On January 1, 2018, the Company adopted authoritative guidance regarding Statement of Cash Flows: Classification of Certain Cash Receipts and Cash Payments. The Company adopted this standard with retrospective application to the consolidated statements of cash flows. The standard impacted the presentation of cash flows related to beneficial interests in securitization transactions, which is the deferred purchase price associated with our accounts receivable facility, resulting in reclassification of cash inflows from operating activities to investing activities of $909 million for the nine-month period ended December 31, 2017 in our consolidated statements of cash flows.

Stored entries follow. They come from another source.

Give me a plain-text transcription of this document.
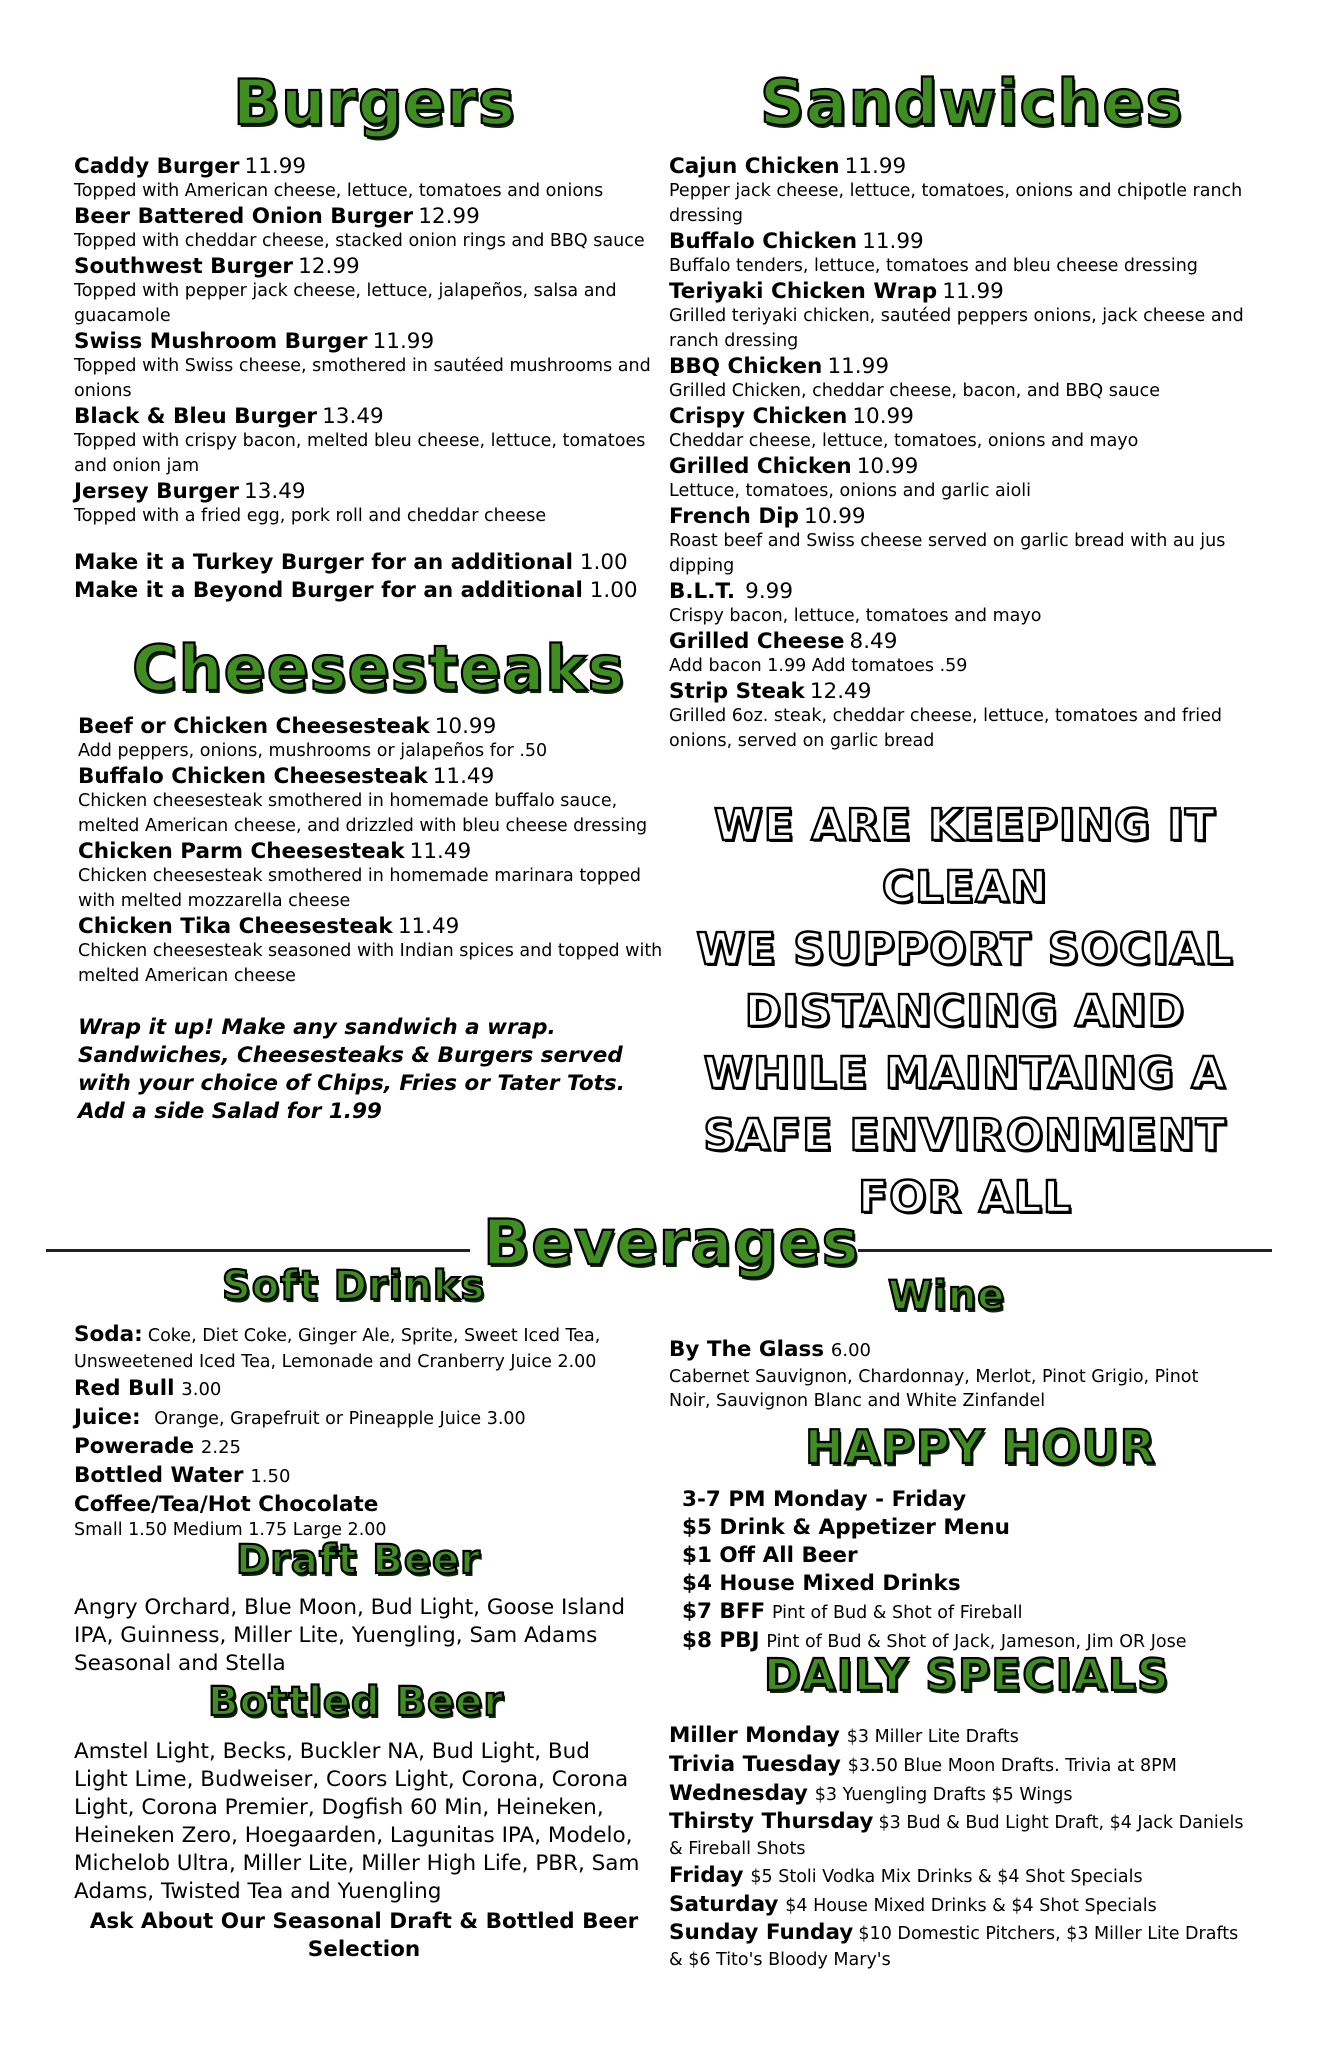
Burgers
Caddy Burger 11.99
Topped with American cheese, lettuce, tomatoes and onions
Beer Battered Onion Burger 12.99
Topped with cheddar cheese, stacked onion rings and BBQ sauce
Southwest Burger 12.99
Topped with pepper jack cheese, lettuce, jalapeños, salsa and guacamole
Swiss Mushroom Burger 11.99
Topped with Swiss cheese, smothered in sautéed mushrooms and onions
Black & Bleu Burger 13.49
Topped with crispy bacon, melted bleu cheese, lettuce, tomatoes and onion jam
Jersey Burger 13.49
Topped with a fried egg, pork roll and cheddar cheese
Make it a Turkey Burger for an additional 1.00
Make it a Beyond Burger for an additional 1.00
Cheesesteaks
Beef or Chicken Cheesesteak 10.99
Add peppers, onions, mushrooms or jalapeños for .50
Buffalo Chicken Cheesesteak 11.49
Chicken cheesesteak smothered in homemade buffalo sauce, melted American cheese, and drizzled with bleu cheese dressing
Chicken Parm Cheesesteak 11.49
Chicken cheesesteak smothered in homemade marinara topped with melted mozzarella cheese
Chicken Tika Cheesesteak 11.49
Chicken cheesesteak seasoned with Indian spices and topped with melted American cheese
Wrap it up! Make any sandwich a wrap.
Sandwiches, Cheesesteaks & Burgers served
with your choice of Chips, Fries or Tater Tots.
Add a side Salad for 1.99
Sandwiches
Cajun Chicken 11.99
Pepper jack cheese, lettuce, tomatoes, onions and chipotle ranch dressing
Buffalo Chicken 11.99
Buffalo tenders, lettuce, tomatoes and bleu cheese dressing
Teriyaki Chicken Wrap 11.99
Grilled teriyaki chicken, sautéed peppers onions, jack cheese and ranch dressing
BBQ Chicken 11.99
Grilled Chicken, cheddar cheese, bacon, and BBQ sauce
Crispy Chicken 10.99
Cheddar cheese, lettuce, tomatoes, onions and mayo
Grilled Chicken 10.99
Lettuce, tomatoes, onions and garlic aioli
French Dip 10.99
Roast beef and Swiss cheese served on garlic bread with au jus dipping
B.L.T. 9.99
Crispy bacon, lettuce, tomatoes and mayo
Grilled Cheese 8.49
Add bacon 1.99 Add tomatoes .59
Strip Steak 12.49
Grilled 6oz. steak, cheddar cheese, lettuce, tomatoes and fried onions, served on garlic bread
WE ARE KEEPING IT
CLEAN
WE SUPPORT SOCIAL
DISTANCING AND
WHILE MAINTAING A
SAFE ENVIRONMENT
FOR ALL
Beverages
Soft Drinks
Soda: Coke, Diet Coke, Ginger Ale, Sprite, Sweet Iced Tea, Unsweetened Iced Tea, Lemonade and Cranberry Juice 2.00
Red Bull 3.00
Juice: Orange, Grapefruit or Pineapple Juice 3.00
Powerade 2.25
Bottled Water 1.50
Coffee/Tea/Hot Chocolate
Small 1.50 Medium 1.75 Large 2.00
Draft Beer
Angry Orchard, Blue Moon, Bud Light, Goose Island IPA, Guinness, Miller Lite, Yuengling, Sam Adams Seasonal and Stella
Bottled Beer
Amstel Light, Becks, Buckler NA, Bud Light, Bud Light Lime, Budweiser, Coors Light, Corona, Corona Light, Corona Premier, Dogfish 60 Min, Heineken, Heineken Zero, Hoegaarden, Lagunitas IPA, Modelo, Michelob Ultra, Miller Lite, Miller High Life, PBR, Sam Adams, Twisted Tea and Yuengling
Ask About Our Seasonal Draft & Bottled Beer Selection
Wine
By The Glass 6.00
Cabernet Sauvignon, Chardonnay, Merlot, Pinot Grigio, Pinot Noir, Sauvignon Blanc and White Zinfandel
HAPPY HOUR
3-7 PM Monday - Friday
$5 Drink & Appetizer Menu
$1 Off All Beer
$4 House Mixed Drinks
$7 BFF Pint of Bud & Shot of Fireball
$8 PBJ Pint of Bud & Shot of Jack, Jameson, Jim OR Jose
DAILY SPECIALS
Miller Monday $3 Miller Lite Drafts
Trivia Tuesday $3.50 Blue Moon Drafts. Trivia at 8PM
Wednesday $3 Yuengling Drafts $5 Wings
Thirsty Thursday $3 Bud & Bud Light Draft, $4 Jack Daniels & Fireball Shots
Friday $5 Stoli Vodka Mix Drinks & $4 Shot Specials
Saturday $4 House Mixed Drinks & $4 Shot Specials
Sunday Funday $10 Domestic Pitchers, $3 Miller Lite Drafts & $6 Tito's Bloody Mary's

The standard also impacted the presentation of cash flows related to separately identifiable cash flows and application of the predominance principal primarily related to direct channel leased devices resulting in a material reclassification of cash outflows from operating activities to investing activities of $3.8 billion for the nine-month period ended December 31, 2017 in our consolidated statements of cash flows. In addition, the standard also impacted the presentation of cash flows related to debt prepayment or debt extinguishment costs and resulted in a reclassification of cash outflows from operating activities to financing activities of $129 million for the nine-month period ended December 31, 2017 in our consolidated statements of cash flows. Proceeds from the settlement of corporate-owned life insurance policies resulted in a $2 million reclassification between operating and investing activities in our consolidated statements of cash flows for the nine-month period ended December 31, 2017.

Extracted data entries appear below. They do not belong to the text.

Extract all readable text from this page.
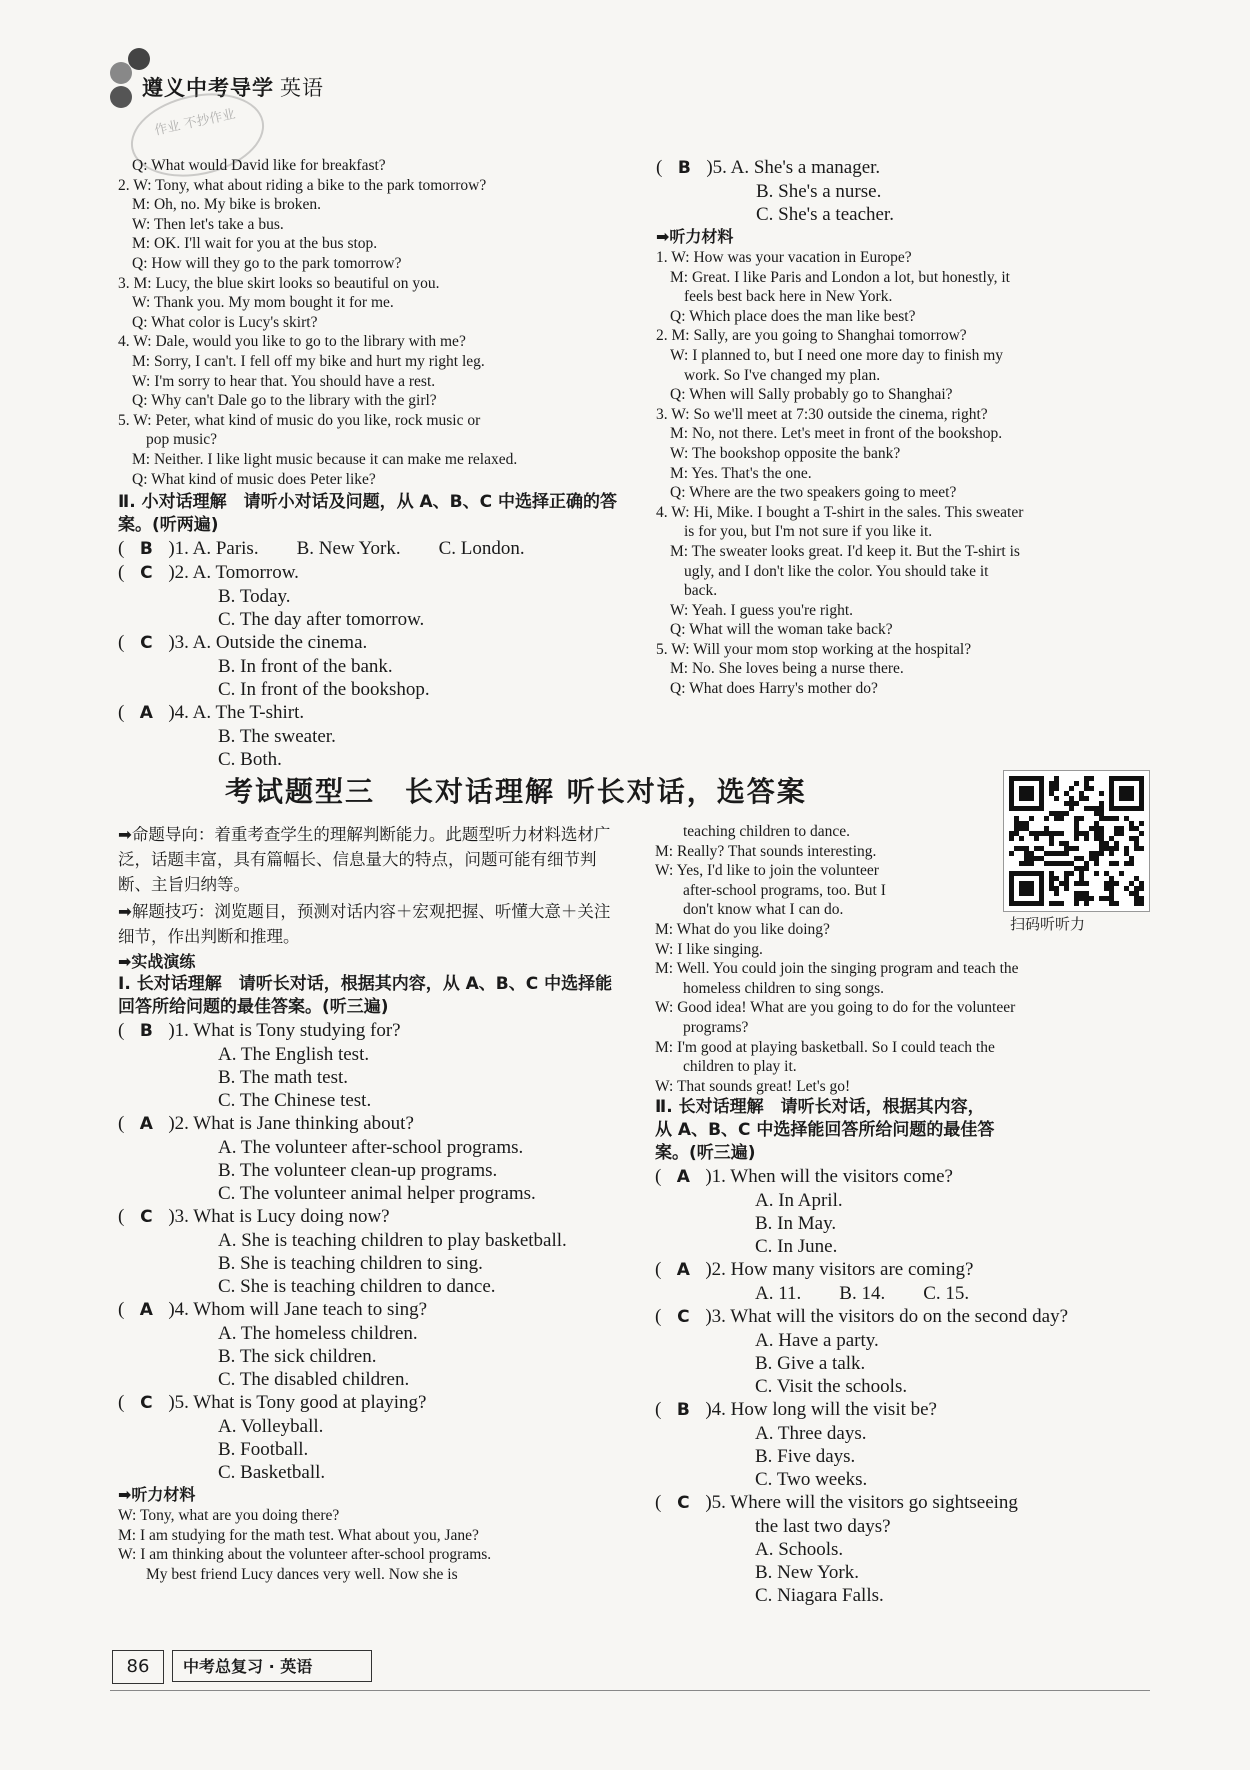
遵义中考导学 英语
作业 不抄作业
Q: What would David like for breakfast?
2. W: Tony, what about riding a bike to the park tomorrow?
M: Oh, no. My bike is broken.
W: Then let's take a bus.
M: OK. I'll wait for you at the bus stop.
Q: How will they go to the park tomorrow?
3. M: Lucy, the blue skirt looks so beautiful on you.
W: Thank you. My mom bought it for me.
Q: What color is Lucy's skirt?
4. W: Dale, would you like to go to the library with me?
M: Sorry, I can't. I fell off my bike and hurt my right leg.
W: I'm sorry to hear that. You should have a rest.
Q: Why can't Dale go to the library with the girl?
5. W: Peter, what kind of music do you like, rock music or
pop music?
M: Neither. I like light music because it can make me relaxed.
Q: What kind of music does Peter like?
Ⅱ. 小对话理解　请听小对话及问题，从 A、B、C 中选择正确的答案。(听两遍)
( B )1. A. Paris.　　B. New York.　　C. London.
( C )2. A. Tomorrow.
B. Today.
C. The day after tomorrow.
( C )3. A. Outside the cinema.
B. In front of the bank.
C. In front of the bookshop.
( A )4. A. The T-shirt.
B. The sweater.
C. Both.
( B )5. A. She's a manager.
B. She's a nurse.
C. She's a teacher.
➡听力材料
1. W: How was your vacation in Europe?
M: Great. I like Paris and London a lot, but honestly, it
feels best back here in New York.
Q: Which place does the man like best?
2. M: Sally, are you going to Shanghai tomorrow?
W: I planned to, but I need one more day to finish my
work. So I've changed my plan.
Q: When will Sally probably go to Shanghai?
3. W: So we'll meet at 7:30 outside the cinema, right?
M: No, not there. Let's meet in front of the bookshop.
W: The bookshop opposite the bank?
M: Yes. That's the one.
Q: Where are the two speakers going to meet?
4. W: Hi, Mike. I bought a T-shirt in the sales. This sweater
is for you, but I'm not sure if you like it.
M: The sweater looks great. I'd keep it. But the T-shirt is
ugly, and I don't like the color. You should take it
back.
W: Yeah. I guess you're right.
Q: What will the woman take back?
5. W: Will your mom stop working at the hospital?
M: No. She loves being a nurse there.
Q: What does Harry's mother do?
考试题型三　长对话理解 听长对话，选答案
扫码听听力
➡命题导向：着重考查学生的理解判断能力。此题型听力材料选材广泛，话题丰富，具有篇幅长、信息量大的特点，问题可能有细节判断、主旨归纳等。
➡解题技巧：浏览题目，预测对话内容＋宏观把握、听懂大意＋关注细节，作出判断和推理。
➡实战演练
Ⅰ. 长对话理解　请听长对话，根据其内容，从 A、B、C 中选择能回答所给问题的最佳答案。(听三遍)
( B )1. What is Tony studying for?
A. The English test.
B. The math test.
C. The Chinese test.
( A )2. What is Jane thinking about?
A. The volunteer after-school programs.
B. The volunteer clean-up programs.
C. The volunteer animal helper programs.
( C )3. What is Lucy doing now?
A. She is teaching children to play basketball.
B. She is teaching children to sing.
C. She is teaching children to dance.
( A )4. Whom will Jane teach to sing?
A. The homeless children.
B. The sick children.
C. The disabled children.
( C )5. What is Tony good at playing?
A. Volleyball.
B. Football.
C. Basketball.
➡听力材料
W: Tony, what are you doing there?
M: I am studying for the math test. What about you, Jane?
W: I am thinking about the volunteer after-school programs.
My best friend Lucy dances very well. Now she is
teaching children to dance.
M: Really? That sounds interesting.
W: Yes, I'd like to join the volunteer
after-school programs, too. But I
don't know what I can do.
M: What do you like doing?
W: I like singing.
M: Well. You could join the singing program and teach the
homeless children to sing songs.
W: Good idea! What are you going to do for the volunteer
programs?
M: I'm good at playing basketball. So I could teach the
children to play it.
W: That sounds great! Let's go!
Ⅱ. 长对话理解　请听长对话，根据其内容，从 A、B、C 中选择能回答所给问题的最佳答案。(听三遍)
( A )1. When will the visitors come?
A. In April.
B. In May.
C. In June.
( A )2. How many visitors are coming?
A. 11.　　B. 14.　　C. 15.
( C )3. What will the visitors do on the second day?
A. Have a party.
B. Give a talk.
C. Visit the schools.
( B )4. How long will the visit be?
A. Three days.
B. Five days.
C. Two weeks.
( C )5. Where will the visitors go sightseeing
the last two days?
A. Schools.
B. New York.
C. Niagara Falls.
86	中考总复习 · 英语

On January 1, 2018, the Company adopted authoritative guidance regarding Statement of Cash Flows: Restricted Cash, requiring that amounts generally described as restricted cash or restricted cash equivalents be included with cash and cash equivalents when reconciling the beginning-of-period and end-of-period total amounts shown on the statement of cash flows. The Company adopted this standard with retrospective application to the consolidated statements of cash flows. The adoption of this standard resulted in an increase of $72 million in the beginning balance of cash, cash equivalents and restricted cash on April 1, 2017 and $55 million to the ending balance of cash, cash equivalents and restricted cash as of December 31, 2017.

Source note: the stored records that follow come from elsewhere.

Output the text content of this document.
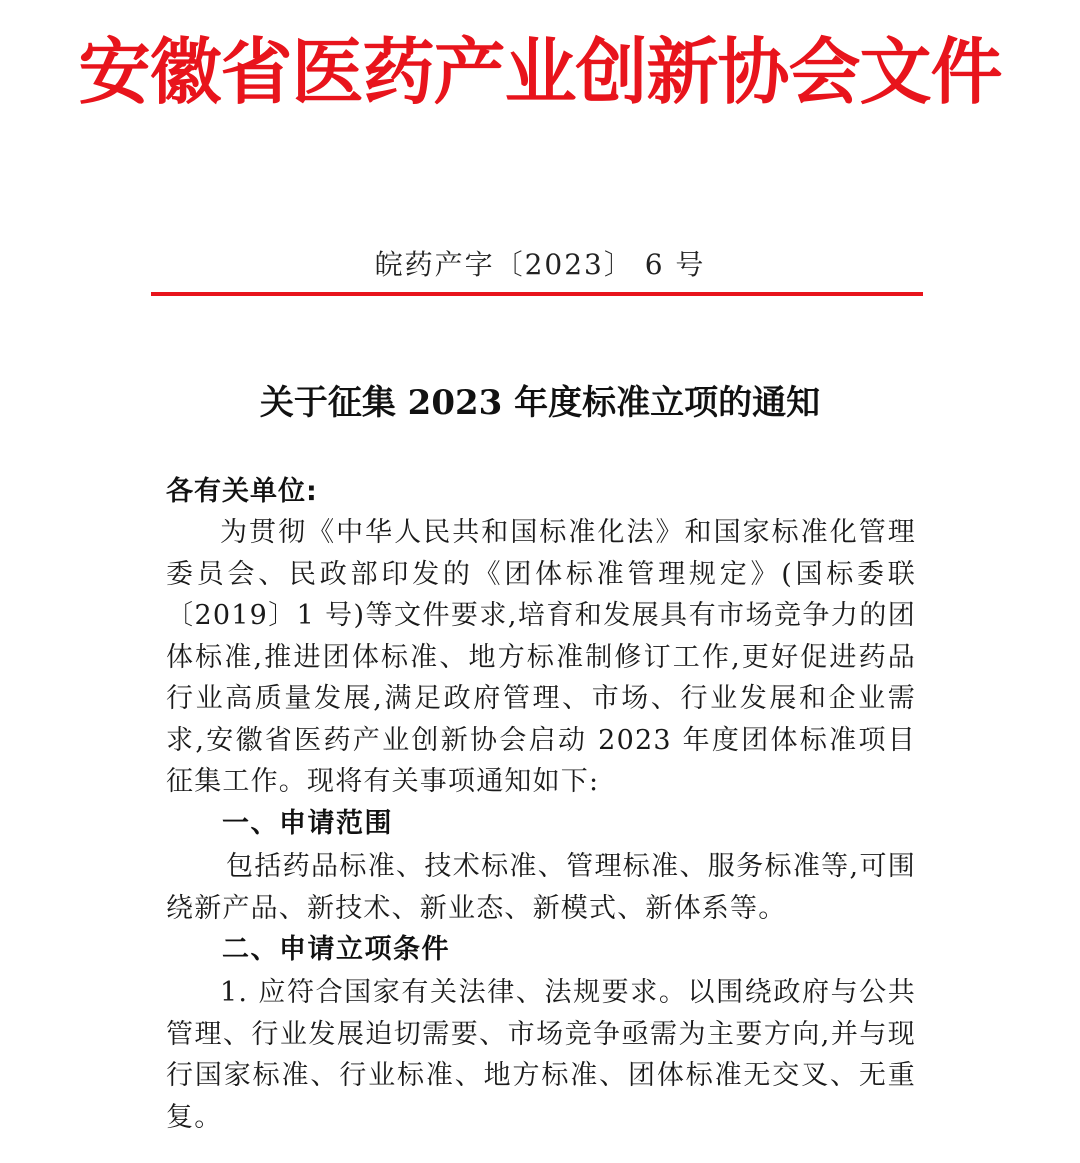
安徽省医药产业创新协会文件
皖药产字〔2023〕 6 号
关于征集 2023 年度标准立项的通知
各有关单位:

为贯彻《中华人民共和国标准化法》和国家标准化管理委员会、民政部印发的《团体标准管理规定》(国标委联〔2019〕1 号)等文件要求,培育和发展具有市场竞争力的团体标准,推进团体标准、地方标准制修订工作,更好促进药品行业高质量发展,满足政府管理、市场、行业发展和企业需求,安徽省医药产业创新协会启动 2023 年度团体标准项目征集工作。现将有关事项通知如下:

一、申请范围

包括药品标准、技术标准、管理标准、服务标准等,可围绕新产品、新技术、新业态、新模式、新体系等。

二、申请立项条件

1. 应符合国家有关法律、法规要求。以围绕政府与公共管理、行业发展迫切需要、市场竞争亟需为主要方向,并与现行国家标准、行业标准、地方标准、团体标准无交叉、无重复。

Business Combination Agreement
On April 29, 2018, we announced that we entered into a Business Combination Agreement with T-Mobile US (T-Mobile) to merge in an all-stock transaction for a fixed exchange ratio of 0.10256 of T-Mobile shares for each Sprint share, or the equivalent of 9.75 Sprint shares for each T-Mobile share. Immediately following the transactions, Deutsche Telekom AG and SoftBank Group Corp. are expected to hold approximately 42% and 27% of fully-diluted shares of the combined company, respectively, with the remaining 31% of the fully-diluted shares of the combined company held by public stockholders. The Board will consist of 14 directors, of which nine will be nominated by Deutsche Telekom AG, four will be nominated by SoftBank Group Corp, and the final director will be the CEO of the combined company. The combined company will be named T-Mobile. The transaction is subject to customary closing conditions, including regulatory approvals, and is expected to close in the first half of calendar year 2019. Sprint and T-Mobile completed the Hart-Scott-Rodino filing with the Department of Justice on May 24, 2018. On June 18, 2018, the parties filed with the FCC the merger applications, including the Public Interest Statement. On July 18, 2018, the FCC accepted the applications for filing and established a public comment period for the transaction. The formal comment period concluded on October 31, 2018. The transaction received clearance from the Committee on Foreign Investment in the United States on December 17, 2018 and is awaiting further regulatory approvals.